The New York Times noted in its obituary: “Isadora Duncan, the American dancer, tonight met a tragic death at Nice on the Riviera. According to dispatches from Nice, Miss Duncan was hurled in an extraordinary manner from an open automobile in which she was riding and instantly killed by the force of her fall to the stone pavement.” Other sources described her death as resulting from strangulation, noting that she was almost decapitated by the sudden tightening of the scarf around her neck. The accident gave rise to Gertrude Stein’s mordant remark that “affectations can be dangerous.”

My wife and I once attended an “arts costume party” where we were supposed to come dressed as our favorite artists. I went as Vincent, suitably dressed in period clothes with my ear swathed in bloody bandages; my wife dressed in a Grecian tunic with bare feet. She was instantly recognizable, while everyone was terribly worried about what had happened to my ear.

id13

Duncan told others that her mother was desperately sick while pregnant with her, and survived only by eating oysters and sipping champagne. This, she believed, was the food of the goddess Aphrodite. I’m a tad skeptical of the latter claim – maybe the former too: Duncanesque though. In any event, it’s a good excuse for me to prattle on a bit about oysters. Longtime readers know about my love of tripe, but I have never really gone on much about oysters which are, in fact, my second favorite after tripe. I like cooked oysters all right, and have had more than my fair share of them in fritters, soups, etc. But you won’t find me eating them cooked when I can get them on the half shell.

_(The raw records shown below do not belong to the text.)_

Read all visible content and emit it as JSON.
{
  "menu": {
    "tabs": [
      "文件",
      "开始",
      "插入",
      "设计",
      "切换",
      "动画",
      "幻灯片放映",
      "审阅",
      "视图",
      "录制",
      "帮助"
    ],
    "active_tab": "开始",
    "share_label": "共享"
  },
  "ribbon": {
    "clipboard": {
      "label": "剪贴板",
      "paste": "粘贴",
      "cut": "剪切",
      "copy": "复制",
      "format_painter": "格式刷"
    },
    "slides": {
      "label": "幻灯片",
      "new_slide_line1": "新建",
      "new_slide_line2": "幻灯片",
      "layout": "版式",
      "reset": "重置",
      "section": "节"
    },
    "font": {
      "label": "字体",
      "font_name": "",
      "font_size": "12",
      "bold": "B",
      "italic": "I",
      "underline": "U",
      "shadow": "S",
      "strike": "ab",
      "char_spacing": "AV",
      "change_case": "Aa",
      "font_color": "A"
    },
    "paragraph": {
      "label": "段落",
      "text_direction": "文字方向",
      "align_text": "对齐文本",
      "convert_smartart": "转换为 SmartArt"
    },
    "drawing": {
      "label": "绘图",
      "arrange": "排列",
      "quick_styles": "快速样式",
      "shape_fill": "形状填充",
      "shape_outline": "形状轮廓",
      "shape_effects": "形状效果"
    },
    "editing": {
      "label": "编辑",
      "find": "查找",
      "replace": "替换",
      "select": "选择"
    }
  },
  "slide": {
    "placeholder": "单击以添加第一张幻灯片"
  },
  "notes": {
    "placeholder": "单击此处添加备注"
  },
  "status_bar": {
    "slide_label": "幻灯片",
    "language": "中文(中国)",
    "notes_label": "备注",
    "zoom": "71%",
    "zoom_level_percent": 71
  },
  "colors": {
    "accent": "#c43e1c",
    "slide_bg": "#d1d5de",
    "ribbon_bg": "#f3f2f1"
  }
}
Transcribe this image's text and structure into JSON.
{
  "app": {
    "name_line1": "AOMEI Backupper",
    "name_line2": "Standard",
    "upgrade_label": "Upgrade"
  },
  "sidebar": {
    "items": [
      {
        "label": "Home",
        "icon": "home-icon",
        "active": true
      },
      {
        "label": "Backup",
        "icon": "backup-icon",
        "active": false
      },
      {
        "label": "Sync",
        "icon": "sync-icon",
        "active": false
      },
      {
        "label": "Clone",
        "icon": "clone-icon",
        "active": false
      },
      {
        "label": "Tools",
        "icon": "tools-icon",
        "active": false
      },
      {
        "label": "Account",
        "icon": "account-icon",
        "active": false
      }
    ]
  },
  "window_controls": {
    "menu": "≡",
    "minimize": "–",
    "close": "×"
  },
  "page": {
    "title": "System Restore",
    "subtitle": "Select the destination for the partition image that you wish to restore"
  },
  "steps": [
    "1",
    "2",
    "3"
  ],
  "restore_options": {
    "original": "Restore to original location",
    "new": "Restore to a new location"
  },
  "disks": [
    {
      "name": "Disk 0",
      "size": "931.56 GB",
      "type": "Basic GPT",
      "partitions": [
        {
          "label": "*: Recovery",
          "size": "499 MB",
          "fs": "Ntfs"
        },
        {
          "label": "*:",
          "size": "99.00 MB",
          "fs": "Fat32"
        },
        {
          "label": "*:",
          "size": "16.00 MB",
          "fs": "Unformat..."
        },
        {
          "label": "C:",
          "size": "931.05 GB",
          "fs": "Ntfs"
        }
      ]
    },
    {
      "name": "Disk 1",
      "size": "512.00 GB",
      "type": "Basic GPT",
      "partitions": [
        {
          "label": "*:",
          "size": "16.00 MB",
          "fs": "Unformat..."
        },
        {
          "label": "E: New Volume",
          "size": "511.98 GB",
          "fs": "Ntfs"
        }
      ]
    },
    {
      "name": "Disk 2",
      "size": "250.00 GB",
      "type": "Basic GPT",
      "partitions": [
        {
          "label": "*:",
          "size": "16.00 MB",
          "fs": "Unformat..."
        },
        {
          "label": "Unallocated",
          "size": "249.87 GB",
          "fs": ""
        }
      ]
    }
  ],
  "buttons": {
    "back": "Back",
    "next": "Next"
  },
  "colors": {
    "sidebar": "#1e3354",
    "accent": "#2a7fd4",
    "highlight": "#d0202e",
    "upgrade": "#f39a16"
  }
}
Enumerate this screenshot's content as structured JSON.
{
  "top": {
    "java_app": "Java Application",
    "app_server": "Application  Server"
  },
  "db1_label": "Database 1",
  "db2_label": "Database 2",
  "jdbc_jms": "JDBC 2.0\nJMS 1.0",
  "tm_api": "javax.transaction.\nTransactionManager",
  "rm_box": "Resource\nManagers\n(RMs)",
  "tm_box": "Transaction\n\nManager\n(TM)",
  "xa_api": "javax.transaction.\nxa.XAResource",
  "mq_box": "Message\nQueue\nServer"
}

There are really two issues about oysters on the half shell: what you put on them, and where they are from (and what type). These are both things I can prattle on about more or less indefinitely. What to put on them can be a complex question. I’m content to shuck them and eat them plain, slurping the liquor from the shell as the sauce. But I’ll also commonly indulge in the usual squirt of lemon, dash of hot sauce, or grind of black pepper. A horseradish sauce can work for me too. Some Asian cultures have some pretty nifty ideas too, although mostly they want to cook them. Here in Yunnan they are grilled with a spicy topping. In Japan they’re much more comfortable with raw stuff, and I’ve had some delectable multi-layered hot, sweet, sour, salty sauces dribbled over them.

Type of oyster is one of those things you can’t really argue about. I’ve had them all over the world. Grand Central train station oyster bar in New York is a good (but uber-expensive) place to sample different varieties if you don’t want to travel. My tastes are simple – I like them ALL !!

Truth be told, I’ve usually drunk beer with oysters. In England and Ireland it’s quite common to drink Guinness with oysters which provides a bitter contrast. For champagne I’d go with a Moët & Chandon brut if I could afford it these days. I don’t know where I scared up the money to drink it (with strawberries) when I was an undergraduate.